CagriSema Arrives: Phase 3 Data Suggest the Amylin–GLP-1 Combo Edges Past Semaglutide

Semaglutide works on the GLP-1 receptor — it slows gastric emptying, modulates appetite, and improves insulin response. Cagrilintide works on the amylin receptor, a parallel satiety pathway that the body normally co-secretes with insulin. The thesis behind CagriSema is straightforward: two complementary brakes on appetite and glucose should outperform one. The REIMAGINE 2 investigators state this explicitly, describing cagrilintide and semaglutide as having complementary effects on glycaemic control and bodyweight.

That biological rationale has existed for years. What's new is that it has now been tested at phase 3 scale, in the format regulators actually care about: large, double-blind, randomized trials with active comparators rather than placebo alone.

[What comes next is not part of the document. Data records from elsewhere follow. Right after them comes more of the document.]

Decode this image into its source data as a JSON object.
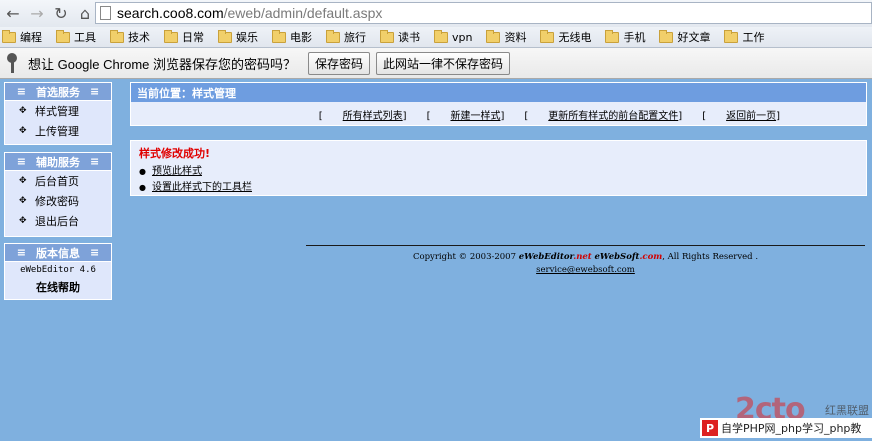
{
  "browser": {
    "url_host": "search.coo8.com",
    "url_path": "/eweb/admin/default.aspx"
  },
  "bookmarks": [
    "编程",
    "工具",
    "技术",
    "日常",
    "娱乐",
    "电影",
    "旅行",
    "读书",
    "vpn",
    "资料",
    "无线电",
    "手机",
    "好文章",
    "工作"
  ],
  "password_bar": {
    "message": "想让 Google Chrome 浏览器保存您的密码吗？",
    "save_label": "保存密码",
    "never_label": "此网站一律不保存密码"
  },
  "sidebar": {
    "section1": {
      "title": "首选服务",
      "items": [
        "样式管理",
        "上传管理"
      ]
    },
    "section2": {
      "title": "辅助服务",
      "items": [
        "后台首页",
        "修改密码",
        "退出后台"
      ]
    },
    "section3": {
      "title": "版本信息",
      "version": "eWebEditor 4.6",
      "help": "在线帮助"
    }
  },
  "location": {
    "label": "当前位置：样式管理",
    "links": [
      "所有样式列表",
      "新建一样式",
      "更新所有样式的前台配置文件",
      "返回前一页"
    ]
  },
  "message": {
    "title": "样式修改成功!",
    "links": [
      "预览此样式",
      "设置此样式下的工具栏"
    ]
  },
  "footer": {
    "copyright_prefix": "Copyright © 2003-2007 ",
    "brand1_a": "eWebEditor",
    "brand1_b": ".net",
    "brand2_a": "eWebSoft",
    "brand2_b": ".com",
    "copyright_suffix": ", All Rights Reserved .",
    "email": "service@ewebsoft.com"
  },
  "watermark": {
    "logo": "2cto",
    "cn": "红黑联盟",
    "bar_text": "自学PHP网_php学习_php教"
  }
}
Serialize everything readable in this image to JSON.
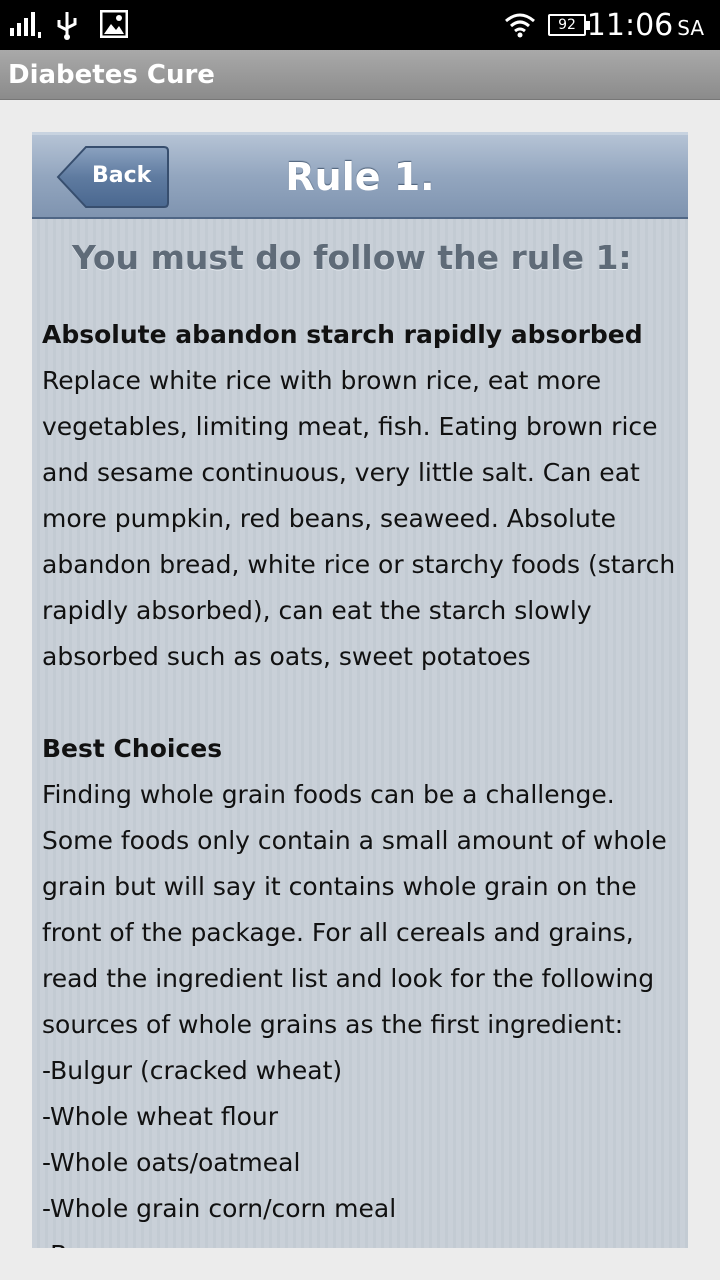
{
  "status_bar": {
    "battery": "92",
    "time": "11:06",
    "ampm": "SA",
    "icons": [
      "signal-icon",
      "usb-icon",
      "image-icon",
      "wifi-icon",
      "battery-icon"
    ]
  },
  "app_bar": {
    "title": "Diabetes Cure"
  },
  "nav": {
    "back_label": "Back",
    "title": "Rule 1."
  },
  "subheading": "You must do follow the rule 1:",
  "sections": [
    {
      "title": "Absolute abandon starch rapidly absorbed",
      "body": "Replace white rice with brown rice, eat more vegetables, limiting meat, fish. Eating brown rice and sesame continuous, very little salt. Can eat more pumpkin, red beans, seaweed. Absolute abandon bread, white rice or starchy foods (starch rapidly absorbed), can eat the starch slowly absorbed such as oats, sweet potatoes"
    },
    {
      "title": "Best Choices",
      "body": "Finding whole grain foods can be a challenge. Some foods only contain a small amount of whole grain but will say it contains whole grain on the front of the package. For all cereals and grains, read the ingredient list and look for the following sources of whole grains as the first ingredient:",
      "items": [
        "-Bulgur (cracked wheat)",
        "-Whole wheat flour",
        "-Whole oats/oatmeal",
        "-Whole grain corn/corn meal",
        "-B"
      ]
    }
  ]
}
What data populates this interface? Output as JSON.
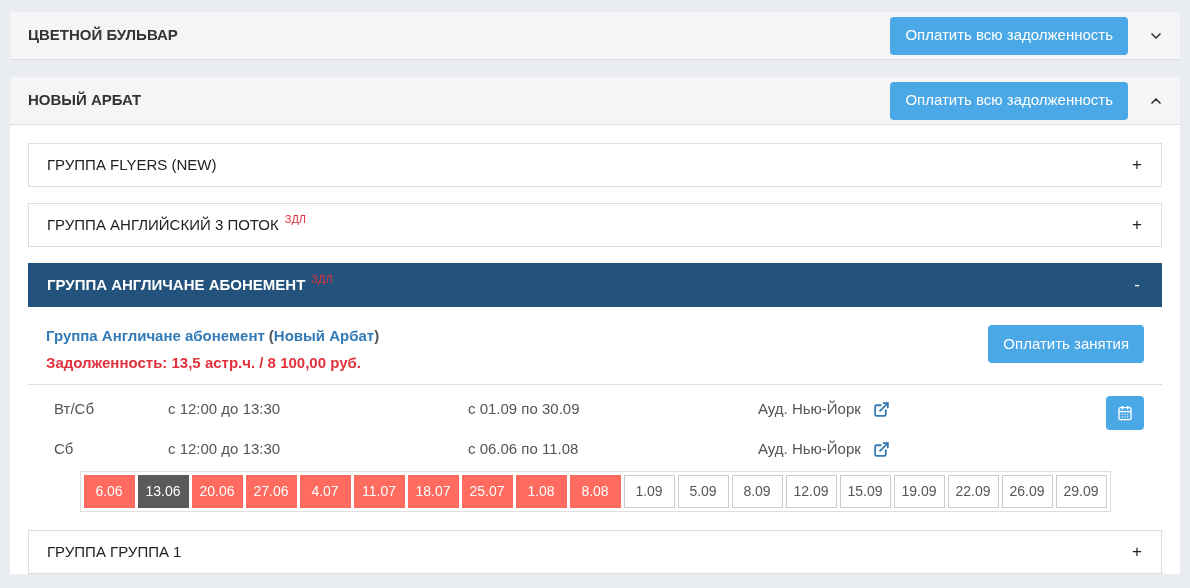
{
  "branches": [
    {
      "title": "ЦВЕТНОЙ БУЛЬВАР",
      "pay_button": "Оплатить всю задолженность",
      "expanded": false
    },
    {
      "title": "НОВЫЙ АРБАТ",
      "pay_button": "Оплатить всю задолженность",
      "expanded": true,
      "groups": [
        {
          "title": "ГРУППА FLYERS (NEW)",
          "expanded": false,
          "toggle": "+"
        },
        {
          "title": "ГРУППА АНГЛИЙСКИЙ 3 ПОТОК",
          "badge": "ЗДЛ",
          "expanded": false,
          "toggle": "+"
        },
        {
          "title": "ГРУППА АНГЛИЧАНЕ АБОНЕМЕНТ",
          "badge": "ЗДЛ",
          "expanded": true,
          "toggle": "-",
          "details": {
            "name": "Группа Англичане абонемент",
            "paren_open": "(",
            "branch": "Новый Арбат",
            "paren_close": ")",
            "debt": "Задолженность: 13,5 астр.ч. / 8 100,00 руб.",
            "pay_button": "Оплатить занятия",
            "schedule": [
              {
                "days": "Вт/Сб",
                "time": "с 12:00 до 13:30",
                "period": "с 01.09 по 30.09",
                "room": "Ауд. Нью-Йорк"
              },
              {
                "days": "Сб",
                "time": "с 12:00 до 13:30",
                "period": "с 06.06 по 11.08",
                "room": "Ауд. Нью-Йорк"
              }
            ],
            "lessons": [
              {
                "date": "6.06",
                "kind": "debt"
              },
              {
                "date": "13.06",
                "kind": "current"
              },
              {
                "date": "20.06",
                "kind": "debt"
              },
              {
                "date": "27.06",
                "kind": "debt"
              },
              {
                "date": "4.07",
                "kind": "debt"
              },
              {
                "date": "11.07",
                "kind": "debt"
              },
              {
                "date": "18.07",
                "kind": "debt"
              },
              {
                "date": "25.07",
                "kind": "debt"
              },
              {
                "date": "1.08",
                "kind": "debt"
              },
              {
                "date": "8.08",
                "kind": "debt"
              },
              {
                "date": "1.09",
                "kind": "future"
              },
              {
                "date": "5.09",
                "kind": "future"
              },
              {
                "date": "8.09",
                "kind": "future"
              },
              {
                "date": "12.09",
                "kind": "future"
              },
              {
                "date": "15.09",
                "kind": "future"
              },
              {
                "date": "19.09",
                "kind": "future"
              },
              {
                "date": "22.09",
                "kind": "future"
              },
              {
                "date": "26.09",
                "kind": "future"
              },
              {
                "date": "29.09",
                "kind": "future"
              }
            ]
          }
        },
        {
          "title": "ГРУППА ГРУППА 1",
          "expanded": false,
          "toggle": "+"
        }
      ]
    }
  ]
}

REIMAGINE 1 was the cleaner of the two designs: a 40-week, double-blind, placebo-controlled phase 3a study in adults with type 2 diabetes inadequately controlled by diet and exercise alone — meaning no background metformin, no SGLT2 inhibitor, just lifestyle. Participants were randomized to receive once-weekly cagrilintide-semaglutide at either 2.4 mg of each component or 1.0 mg of each, against matched placebo, with HbA1c at week 40 as the primary endpoint, according to the REIMAGINE 1 protocol.

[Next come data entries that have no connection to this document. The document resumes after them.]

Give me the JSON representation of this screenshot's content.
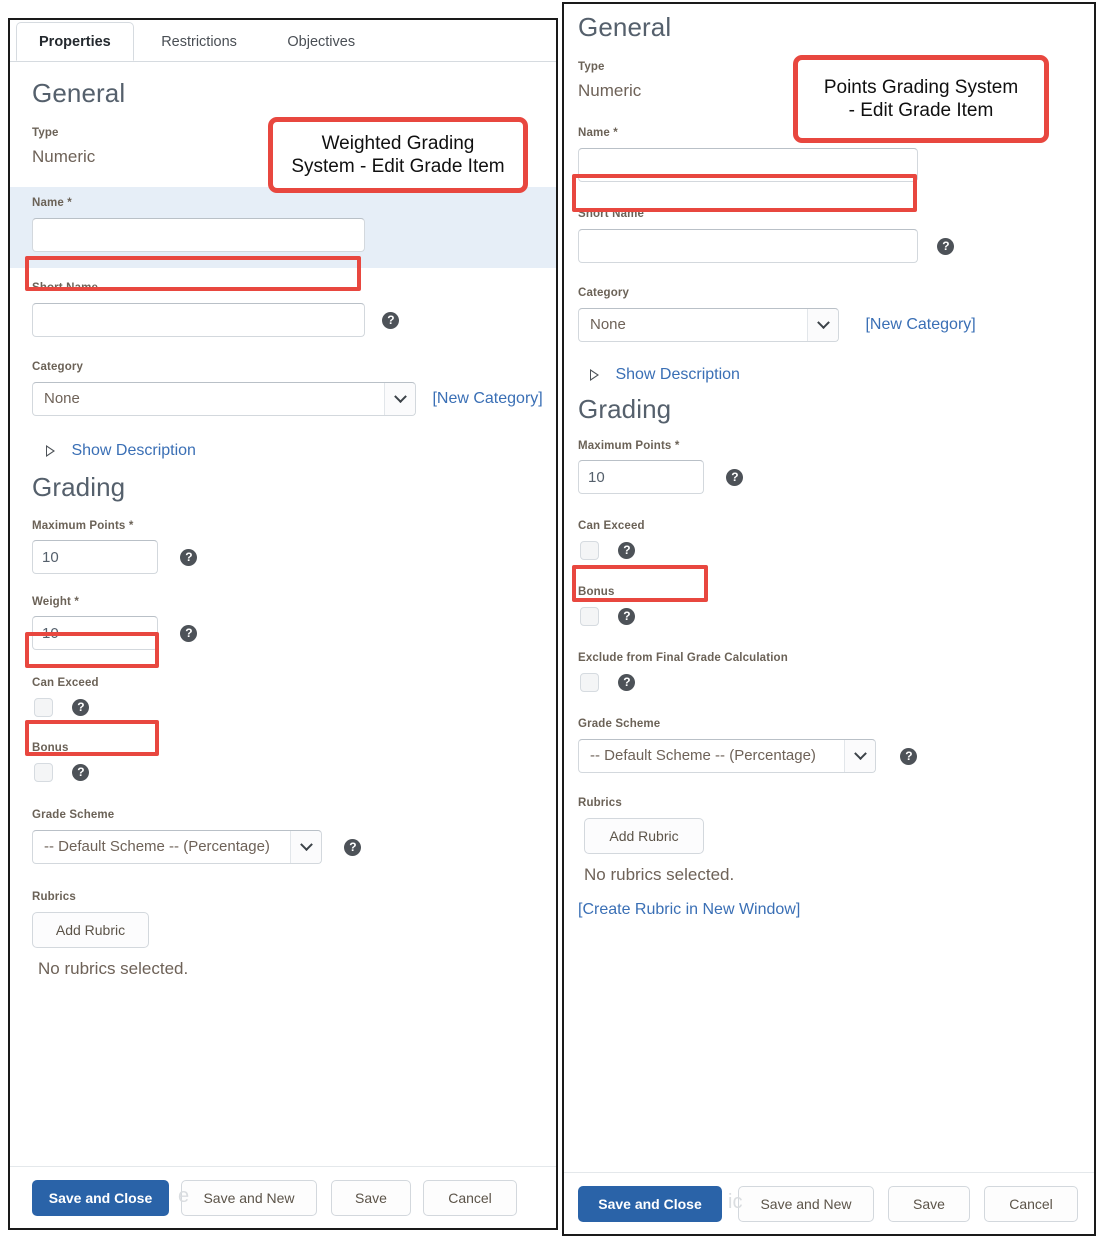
{
  "left_panel": {
    "tabs": [
      {
        "label": "Properties",
        "active": true
      },
      {
        "label": "Restrictions",
        "active": false
      },
      {
        "label": "Objectives",
        "active": false
      }
    ],
    "annotation": "Weighted Grading\nSystem - Edit Grade Item",
    "general_heading": "General",
    "type_label": "Type",
    "type_value": "Numeric",
    "name_label": "Name *",
    "name_value": "",
    "short_name_label": "Short Name",
    "short_name_value": "",
    "category_label": "Category",
    "category_value": "None",
    "new_category_link": "[New Category]",
    "show_description_link": "Show Description",
    "grading_heading": "Grading",
    "maximum_points_label": "Maximum Points *",
    "maximum_points_value": "10",
    "weight_label": "Weight *",
    "weight_value": "10",
    "can_exceed_label": "Can Exceed",
    "bonus_label": "Bonus",
    "grade_scheme_label": "Grade Scheme",
    "grade_scheme_value": "-- Default Scheme -- (Percentage)",
    "rubrics_label": "Rubrics",
    "add_rubric_button": "Add Rubric",
    "no_rubrics_text": "No rubrics selected.",
    "ghost_text": "e",
    "footer_buttons": [
      "Save and Close",
      "Save and New",
      "Save",
      "Cancel"
    ]
  },
  "right_panel": {
    "annotation": "Points Grading System\n- Edit Grade Item",
    "general_heading": "General",
    "type_label": "Type",
    "type_value": "Numeric",
    "name_label": "Name *",
    "name_value": "",
    "short_name_label": "Short Name",
    "short_name_value": "",
    "category_label": "Category",
    "category_value": "None",
    "new_category_link": "[New Category]",
    "show_description_link": "Show Description",
    "grading_heading": "Grading",
    "maximum_points_label": "Maximum Points *",
    "maximum_points_value": "10",
    "can_exceed_label": "Can Exceed",
    "bonus_label": "Bonus",
    "exclude_label": "Exclude from Final Grade Calculation",
    "grade_scheme_label": "Grade Scheme",
    "grade_scheme_value": "-- Default Scheme -- (Percentage)",
    "rubrics_label": "Rubrics",
    "add_rubric_button": "Add Rubric",
    "no_rubrics_text": "No rubrics selected.",
    "create_rubric_link": "[Create Rubric in New Window]",
    "ghost_text": "ic",
    "footer_buttons": [
      "Save and Close",
      "Save and New",
      "Save",
      "Cancel"
    ]
  },
  "icons": {
    "help": "?",
    "chevron_down": "chevron-down-icon",
    "disclosure_triangle": "triangle-right-icon"
  },
  "colors": {
    "annotation_red": "#e8473f",
    "primary_blue": "#2a63a8",
    "link_blue": "#3a6fb5",
    "name_band": "#e6eef7"
  }
}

REIMAGINE 2 is the trial that matters most for the "does it beat semaglutide?" question. It ran 68 weeks across 30 countries in people with type 2 diabetes already on metformin, with or without an SGLT2 inhibitor. The study randomized participants into six active arms plus placebo: CagriSema at two dose levels (2.4 mg / 2.4 mg and 1.0 mg / 1.0 mg), semaglutide alone at both 2.4 mg and 1.0 mg, and cagrilintide alone at 2.4 mg. That four-way active comparison — combo versus each monotherapy, at matched doses — is what gives the readout its weight, per the REIMAGINE 2 design.

Three honest takeaways. First, the population studied was adults with type 2 diabetes, not metabolically healthy men chasing body composition. Extrapolating from a glycemic trial to off-label weight optimization is exactly the kind of leap the evidence does not yet support. Second, the comparator that matters — semaglutide at 2.4 mg, the dose used in obesity care — is built into REIMAGINE 2's design, which is a meaningful upgrade from the placebo-only framing of most earlier peptide trials. Third, "better than semaglutide" in a trial doesn't automatically translate to "better for you." Combination therapy stacks two appetite-suppressing mechanisms, and the relevant question for any individual is how much incremental benefit justifies a more complex side-effect profile and, eventually, a more complex price tag.

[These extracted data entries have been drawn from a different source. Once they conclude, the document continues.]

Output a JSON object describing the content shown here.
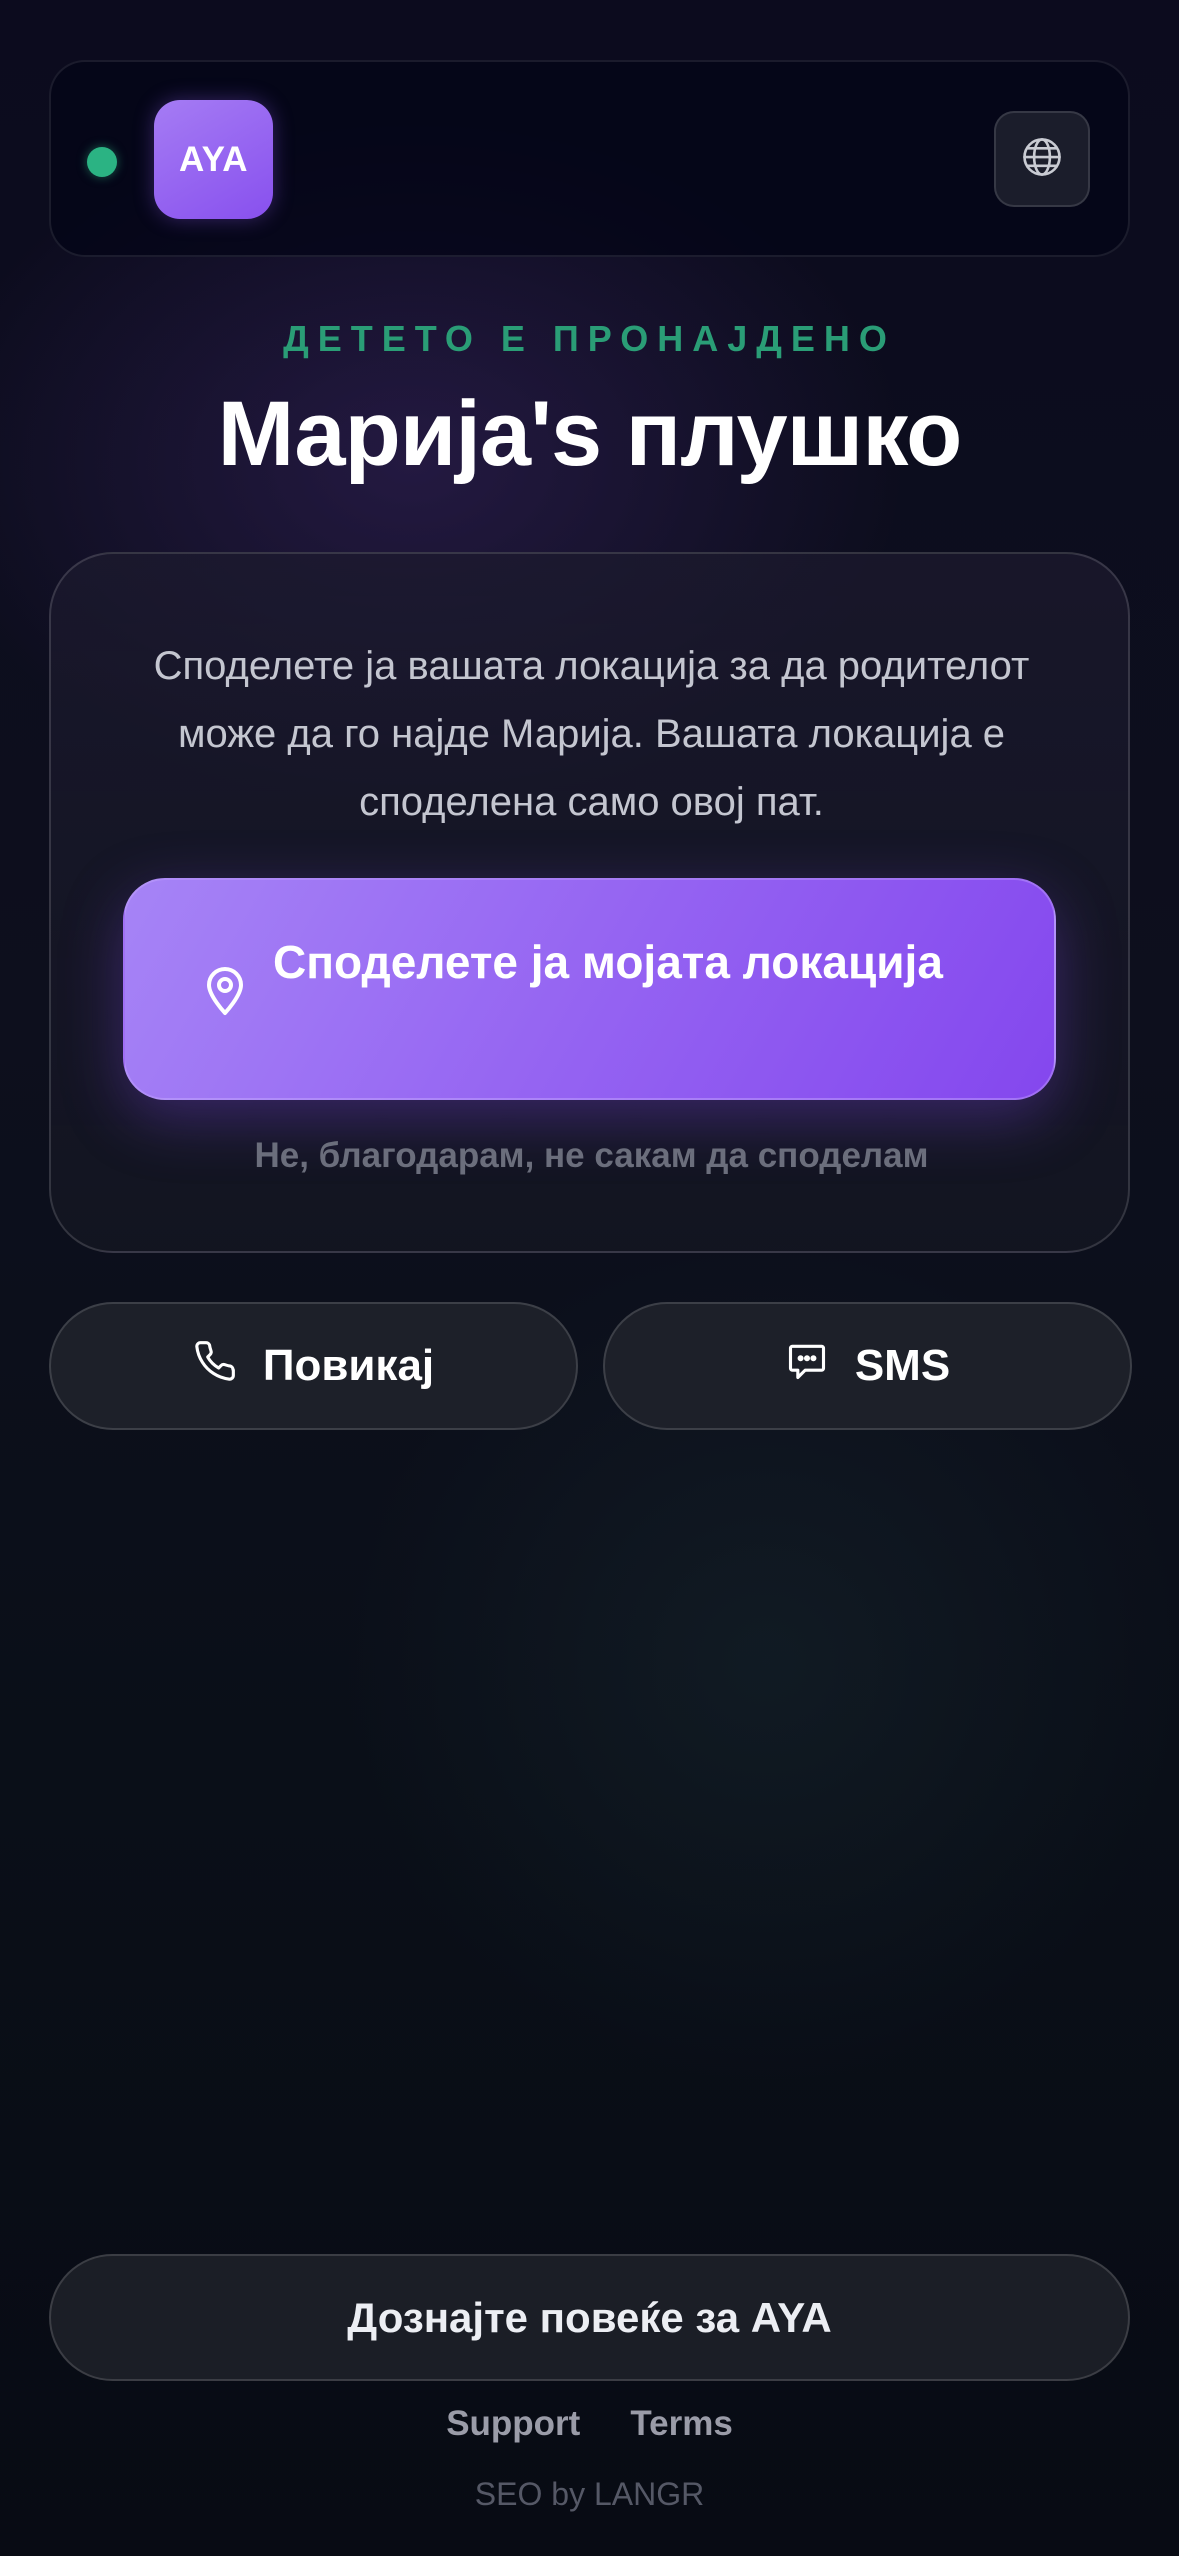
{
  "header": {
    "logo_text": "AYA",
    "status_color": "#2bb383",
    "language_icon": "globe-icon"
  },
  "hero": {
    "eyebrow": "ДЕТЕТО Е ПРОНАЈДЕНО",
    "title": "Марија's плушко"
  },
  "share": {
    "description": "Споделете ја вашата локација за да родителот може да го најде Марија. Вашата локација е споделена само овој пат.",
    "button_label": "Споделете ја мојата локација",
    "button_icon": "location-pin-icon",
    "decline_label": "Не, благодарам, не сакам да споделам",
    "accent_color": "#8c55ef"
  },
  "actions": {
    "call_label": "Повикај",
    "call_icon": "phone-icon",
    "sms_label": "SMS",
    "sms_icon": "chat-bubble-icon"
  },
  "footer": {
    "learn_more_label": "Дознајте повеќе за AYA",
    "support_label": "Support",
    "terms_label": "Terms",
    "credit": "SEO by LANGR"
  }
}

Both trials report safety as a secondary objective. Specific tolerability comparisons — particularly nausea, vomiting, and discontinuation rates across arms — will be the practical determinant of whether CagriSema becomes the default or stays a tier-two option for patients who plateau on semaglutide.

Two simultaneous phase 3 trials, double-blinded, with active comparators, published in a top-tier endocrinology journal — that is genuinely high-quality evidence by the standards of the peptide space. But moderate is the right word for the rating. The combination has been tested in two trials, in one disease state, by the manufacturer that developed it. Independent replication, longer follow-up beyond 68 weeks, and direct comparisons against tirzepatide (the dual agonist that already raised the bar) are all still to come. None of that is a reason to dismiss the readout. It is a reason not to over-read it.

The short version: the post-semaglutide era didn't start with a miracle drug. It started with a carefully designed combination, a pair of well-run trials, and a readout that pushes the field forward without resolving it. That's how progress in this space is supposed to look.